Thirty community-based peer educators in the Ga West Municipality have been trained and equipped with requisite knowledge, skills and attitudes in clean cooking energy.
They would educate their peers on the hazards of using traditional cookstoves, and the benefits of switching to cleaner and more efficient cookstoves. The clean cookstoves are to protect users from exposure to smoke from the traditional way of using fuelwood and charcoal thereby preserving the forest from depletion.
The three-day workshop drew participants mostly women from Sapeiman, Akotoshie, Pokuase, New Achimota, Odumase and Kuntunse in the Ga West District in the Greater Accra Region. They were trained using a structured manual with practical sessions in community entry, peer education, clean cookstoves usage and its effect on the environment, climate, forests and health of end-users in the country.
It was part of the ongoing Integrated School Project on Clean Cooking Energy (INSPOCCE) project being funded by the Global Alliance for Clean Cookstove (GACC) with requisite knowledge, skills and attitudes in Clean Cooking Energy.
It is being implemented by World Education Incorporated (WEI), a private voluntary organisation based in Boston, Massachusetts, with a mission to meet the needs of vulnerable and disadvantaged populations through social and economic development programmes.
The Ghana Education Service (GES) and the Ghana Alliance for Clean Cookstoves (GHACCO) are key partners working closely with WEI. Madam Adwoa Etsiwaa Sey, the Project Coordinator of INSPOCCE from World Education in an interview with the Ghana News Agency said the workshop was a follow-up to a successful one held for school-based children peer educators.
This would enable the children in basic schools to educate their peers and parents on clean cooking.

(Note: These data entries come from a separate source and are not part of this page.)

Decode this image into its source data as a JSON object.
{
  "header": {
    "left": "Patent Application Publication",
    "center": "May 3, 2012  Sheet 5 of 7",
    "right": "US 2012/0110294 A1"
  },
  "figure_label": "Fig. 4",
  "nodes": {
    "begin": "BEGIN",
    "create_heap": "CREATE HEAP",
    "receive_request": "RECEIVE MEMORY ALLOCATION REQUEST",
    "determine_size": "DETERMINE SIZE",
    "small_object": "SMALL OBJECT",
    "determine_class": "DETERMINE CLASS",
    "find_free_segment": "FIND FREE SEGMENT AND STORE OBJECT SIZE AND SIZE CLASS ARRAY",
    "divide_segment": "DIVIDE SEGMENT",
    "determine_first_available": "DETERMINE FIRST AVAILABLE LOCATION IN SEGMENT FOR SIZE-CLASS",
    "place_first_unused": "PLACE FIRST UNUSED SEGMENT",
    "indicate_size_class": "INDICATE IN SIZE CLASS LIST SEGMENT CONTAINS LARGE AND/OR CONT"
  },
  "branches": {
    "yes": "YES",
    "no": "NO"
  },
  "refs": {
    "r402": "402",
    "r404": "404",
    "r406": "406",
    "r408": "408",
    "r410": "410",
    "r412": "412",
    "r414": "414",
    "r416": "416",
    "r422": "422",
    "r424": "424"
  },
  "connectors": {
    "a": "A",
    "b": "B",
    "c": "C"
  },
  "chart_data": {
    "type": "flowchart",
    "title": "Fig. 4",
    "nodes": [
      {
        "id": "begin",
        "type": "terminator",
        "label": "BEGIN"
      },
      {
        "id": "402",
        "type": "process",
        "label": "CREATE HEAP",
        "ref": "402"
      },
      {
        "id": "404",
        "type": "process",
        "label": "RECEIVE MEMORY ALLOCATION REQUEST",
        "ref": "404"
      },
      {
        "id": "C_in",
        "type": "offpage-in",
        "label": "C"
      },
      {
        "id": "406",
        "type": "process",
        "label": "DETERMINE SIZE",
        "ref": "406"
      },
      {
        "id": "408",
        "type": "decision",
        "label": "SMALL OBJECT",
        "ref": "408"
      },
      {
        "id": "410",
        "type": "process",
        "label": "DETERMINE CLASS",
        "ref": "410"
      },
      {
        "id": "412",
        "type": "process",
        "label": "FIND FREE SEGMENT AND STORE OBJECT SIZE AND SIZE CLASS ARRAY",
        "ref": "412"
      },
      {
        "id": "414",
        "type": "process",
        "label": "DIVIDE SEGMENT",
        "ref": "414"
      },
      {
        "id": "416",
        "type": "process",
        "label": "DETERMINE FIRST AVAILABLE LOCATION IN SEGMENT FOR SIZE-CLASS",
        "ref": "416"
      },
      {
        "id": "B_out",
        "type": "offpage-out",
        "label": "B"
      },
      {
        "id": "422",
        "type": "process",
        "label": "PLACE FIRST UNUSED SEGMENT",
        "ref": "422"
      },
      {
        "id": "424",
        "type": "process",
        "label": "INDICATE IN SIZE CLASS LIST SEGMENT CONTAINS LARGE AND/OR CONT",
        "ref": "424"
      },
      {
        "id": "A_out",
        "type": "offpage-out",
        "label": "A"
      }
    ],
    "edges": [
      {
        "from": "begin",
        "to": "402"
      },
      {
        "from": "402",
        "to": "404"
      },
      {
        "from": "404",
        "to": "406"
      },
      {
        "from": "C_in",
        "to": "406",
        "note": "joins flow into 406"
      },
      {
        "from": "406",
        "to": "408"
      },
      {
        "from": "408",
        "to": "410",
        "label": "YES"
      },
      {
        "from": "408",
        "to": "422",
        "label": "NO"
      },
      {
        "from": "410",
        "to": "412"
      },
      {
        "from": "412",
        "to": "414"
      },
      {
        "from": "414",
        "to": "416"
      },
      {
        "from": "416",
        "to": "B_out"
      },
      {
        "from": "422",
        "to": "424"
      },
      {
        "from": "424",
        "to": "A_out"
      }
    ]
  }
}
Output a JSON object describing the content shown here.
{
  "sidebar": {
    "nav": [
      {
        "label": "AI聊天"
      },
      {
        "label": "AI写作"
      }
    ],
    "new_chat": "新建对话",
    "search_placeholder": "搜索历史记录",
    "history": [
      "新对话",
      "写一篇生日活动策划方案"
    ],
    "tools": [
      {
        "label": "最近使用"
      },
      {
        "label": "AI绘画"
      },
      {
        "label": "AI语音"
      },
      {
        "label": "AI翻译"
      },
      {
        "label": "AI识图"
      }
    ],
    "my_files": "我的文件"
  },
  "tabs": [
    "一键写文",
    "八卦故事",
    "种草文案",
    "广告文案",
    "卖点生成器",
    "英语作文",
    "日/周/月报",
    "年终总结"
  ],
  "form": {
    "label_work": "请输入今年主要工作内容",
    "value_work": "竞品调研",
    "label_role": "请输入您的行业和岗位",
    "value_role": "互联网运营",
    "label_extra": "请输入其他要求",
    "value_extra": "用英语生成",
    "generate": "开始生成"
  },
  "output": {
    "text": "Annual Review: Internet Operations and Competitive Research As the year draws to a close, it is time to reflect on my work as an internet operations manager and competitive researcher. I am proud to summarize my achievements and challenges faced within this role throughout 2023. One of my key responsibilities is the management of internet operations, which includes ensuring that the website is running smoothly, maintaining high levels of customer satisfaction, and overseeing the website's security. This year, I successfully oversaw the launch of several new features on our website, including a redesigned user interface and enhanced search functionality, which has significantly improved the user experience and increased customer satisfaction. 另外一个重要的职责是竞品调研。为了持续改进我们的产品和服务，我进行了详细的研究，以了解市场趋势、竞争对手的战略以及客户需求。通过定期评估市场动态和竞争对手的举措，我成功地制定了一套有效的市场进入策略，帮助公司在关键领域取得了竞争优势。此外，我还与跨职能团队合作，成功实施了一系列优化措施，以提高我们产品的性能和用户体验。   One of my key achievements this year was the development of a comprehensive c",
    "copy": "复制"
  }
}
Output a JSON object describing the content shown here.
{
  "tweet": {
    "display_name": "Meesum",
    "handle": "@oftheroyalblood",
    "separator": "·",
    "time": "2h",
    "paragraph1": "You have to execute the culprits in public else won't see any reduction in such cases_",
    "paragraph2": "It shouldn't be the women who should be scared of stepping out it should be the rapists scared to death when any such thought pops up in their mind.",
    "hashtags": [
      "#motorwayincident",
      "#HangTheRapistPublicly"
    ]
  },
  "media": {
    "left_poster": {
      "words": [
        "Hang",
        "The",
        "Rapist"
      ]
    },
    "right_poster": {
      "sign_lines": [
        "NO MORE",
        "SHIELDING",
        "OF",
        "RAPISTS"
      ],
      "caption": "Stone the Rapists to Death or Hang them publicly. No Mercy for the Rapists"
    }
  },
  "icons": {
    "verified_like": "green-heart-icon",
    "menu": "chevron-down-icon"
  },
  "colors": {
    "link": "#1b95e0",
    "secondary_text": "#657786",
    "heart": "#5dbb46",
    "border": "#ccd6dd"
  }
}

Mr Lovans Owusu-Takyi, the Director of the Institute for Sustainable Energy and Environmental Solutions, asked the participants to perceive the initiative of clean cookstove as an opportunity to start their own businesses as distributors of the product, to create employment for themselves.
He said as community volunteers there was the need to sensitise the people and also become sales agents as well whilst urging them to use the chance to increase adoption of clean cookstoves in the District.
Madam Sarah Naa Dedei Agbey, the Vice Chairperson of the Ghana All+iance for Clean Cookstoves, (GHACCO) said the community-based peer education programme was a good way of creating awareness for the benefits of users of the clean cookstoves to drive adoption.
She said the initiative was in line with the objectives of the GHACCO to adopt five million cookstoves by the year 2020 in Ghana. Madam Agbey called for support from development partners to replicate the programme in various districts in the country to drive the adoption of clean cookstoves.
Mr Christian Osafo, the Communications Director of GACC of the United Nations Foundation, the sponsors of the programme said the peer education on clean cooking energy falls within the United Nations Sustainable Development Goal ‘7’. He said it was critical to create the awareness and help to scale up access to cleaner and more efficient cookstoves in Ghana since it was being replicated in other parts of the world.
Madam Dorothy Kyeraah, a participant from Sapeiman expressed gratitude to the organisers and sponsors of the programme for the insightful and the practical training given them on clean cooking. She said hitherto she did not know much about the hazards of the traditional cooking practices, but now she had been educated and equipped to become an ambassador of the clean cookstove to help bring about change in the communities.